On the other hand, the NFL commissioner indicated that he is pleased with the culture change that has occurred within Snyder’s franchise as a result of the numerous allegations of sexual harassment and the ensuing investigations.
For the first time since the Congressional House Oversight Committee released a report last week that added layers to issues that have dogged Snyder and his franchise for months, Goodell spoke publicly about the Commanders’ situation. The league fined Snyder $10 million in July 2021 and agreed for him to hand over day-to-day operational control to his wife Tanya, but the league has been in a holding pattern since then, despite additional allegations, while former US Attorney Mary Jo White continues her investigation.

“The Washington Commanders organisation has changed,” Goodell explained. “That has been audited. That was the desired outcome.”

That is far from a unanimous sentiment. For months, several NFL owners have discussed the possibility of trying to force Snyder out, which would require 24 votes if he sold the franchise.

There was no formal discussion of a Commanders sale on Wednesday, according to Goodell, though there was a briefing that summarised the Oversight Committee’s report.
And, of course, there was ongoing informal discussion about Snyder. Jim Irsay, owner of the Indianapolis Colts, told reporters that he hasn’t changed his mind since publicly declaring during the previous meeting that he suspected there was “merit” for NFL owners to consider voting Snyder out.

“There hasn’t been any change, but I need more information,” Irsay told reporters. “This is a significant decision. I stated from the start that I was only interested in learning more because there is a lot of concern and merit in investigating that possibility. But I said to think about it or look into it. I never said anything about voting him out. It’s something significant. We’ll have to wait and see what the New Year brings.”

Perhaps the New Year will mark the end of White’s investigation into Snyder and the Commanders, despite the fact that he has yet to interview Snyder. So much for necessity.
When asked why White’s investigation had taken so long, Goodell expressed no concern.
“No timeline has been given to Mary Jo,” Goodell said. “She’s got a lot of work to do on these investigations. I’m not going to force her to do it. She knows that she has our full support and she’s continuing to make progress. She’ll let us know when she’s finished.”
However, if Snyder sells (at a likely record price), White’s conclusion may be rendered moot.

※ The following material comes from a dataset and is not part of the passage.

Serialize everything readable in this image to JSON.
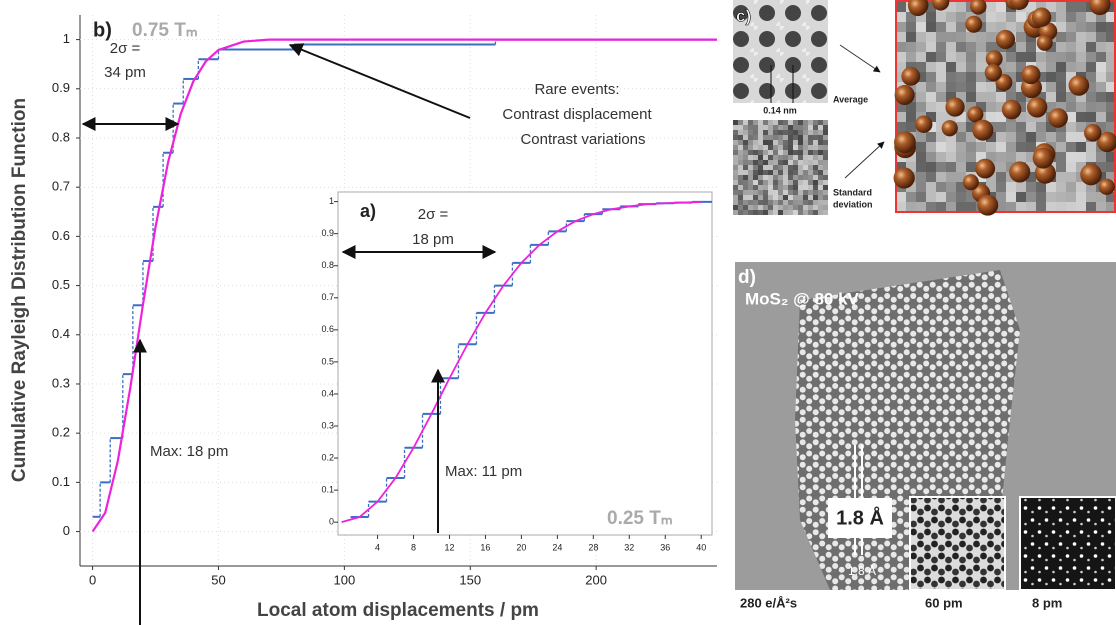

A refined interview process with more “dignity and respect,” as Troy Vincent, executive vice president of football operations, described it, is one of the changes the NFL has planned for the scouting combine. Some candidates have taken offence over the years to interview tactics that include questions that appear to cross the line of professionalism. Vincent stated that the goal is to have more consistency in the team interviews. In addition to talking with players, Goodell stated that the league is looking to rearrange the scheduling of events, interviews, and medical testing to allow for more rest for on-field timing and testing. The NFL has committed to holding the combine in Indianapolis in 2023 and 2024, but the event will be open to bids from other cities beginning in 2025.

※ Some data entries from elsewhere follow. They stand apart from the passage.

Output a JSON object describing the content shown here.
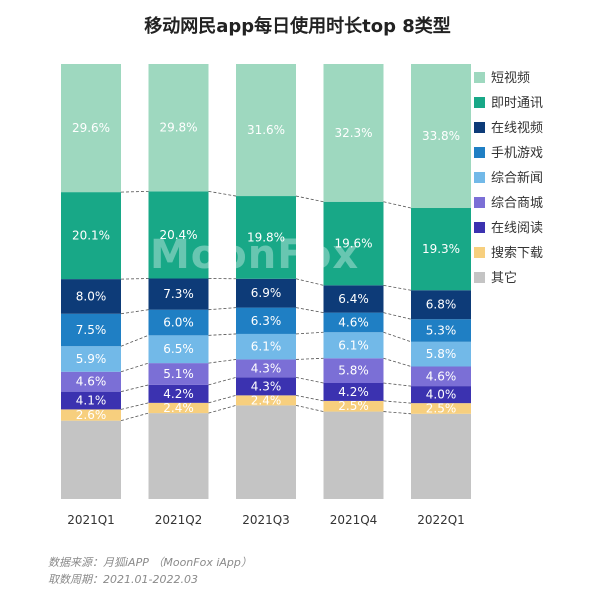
{
  "chart_data": {
    "type": "stacked-bar-100",
    "title": "移动网民app每日使用时长top 8类型",
    "categories": [
      "2021Q1",
      "2021Q2",
      "2021Q3",
      "2021Q4",
      "2022Q1"
    ],
    "ylim": [
      0,
      100
    ],
    "grid": false,
    "legend_position": "right",
    "series": [
      {
        "name": "其它",
        "color": "#c4c4c4",
        "values": [
          18.1,
          20.1,
          22.4,
          20.5,
          20.0
        ],
        "labeled": false
      },
      {
        "name": "搜索下载",
        "color": "#f7cf7e",
        "values": [
          2.6,
          2.4,
          2.4,
          2.5,
          2.5
        ]
      },
      {
        "name": "在线阅读",
        "color": "#3b32b0",
        "values": [
          4.1,
          4.2,
          4.3,
          4.2,
          4.0
        ]
      },
      {
        "name": "综合商城",
        "color": "#7b6fd6",
        "values": [
          4.6,
          5.1,
          4.3,
          5.8,
          4.6
        ]
      },
      {
        "name": "综合新闻",
        "color": "#72b9e8",
        "values": [
          5.9,
          6.5,
          6.1,
          6.1,
          5.8
        ]
      },
      {
        "name": "手机游戏",
        "color": "#1f7fc4",
        "values": [
          7.5,
          6.0,
          6.3,
          4.6,
          5.3
        ]
      },
      {
        "name": "在线视频",
        "color": "#0d3b78",
        "values": [
          8.0,
          7.3,
          6.9,
          6.4,
          6.8
        ]
      },
      {
        "name": "即时通讯",
        "color": "#18a887",
        "values": [
          20.1,
          20.4,
          19.8,
          19.6,
          19.3
        ]
      },
      {
        "name": "短视频",
        "color": "#9ed8bf",
        "values": [
          29.6,
          29.8,
          31.6,
          32.3,
          33.8
        ]
      }
    ],
    "label_suffix": "%",
    "legend_order": [
      "短视频",
      "即时通讯",
      "在线视频",
      "手机游戏",
      "综合新闻",
      "综合商城",
      "在线阅读",
      "搜索下载",
      "其它"
    ]
  },
  "watermark": "MoonFox",
  "footer": {
    "source": "数据来源：月狐iAPP （MoonFox iApp）",
    "period": "取数周期：2021.01-2022.03"
  }
}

On Wednesday, owners voted on 12 business-related measures, including six involving $4 billion in financing for new stadiums (Buffalo, Nashville) and stadium renovations.
The NFL will not hold a game in Mexico in 2024, but may instead hold two games in Germany. According to Peter O’Reilly, the league’s executive vice president for business operations and events, the league’s Mexico City venue, Estadio Azteca, will be unavailable next year as it undergoes renovations in preparation for hosting the World Cup in 2026. The league also intends to hold three games in London again.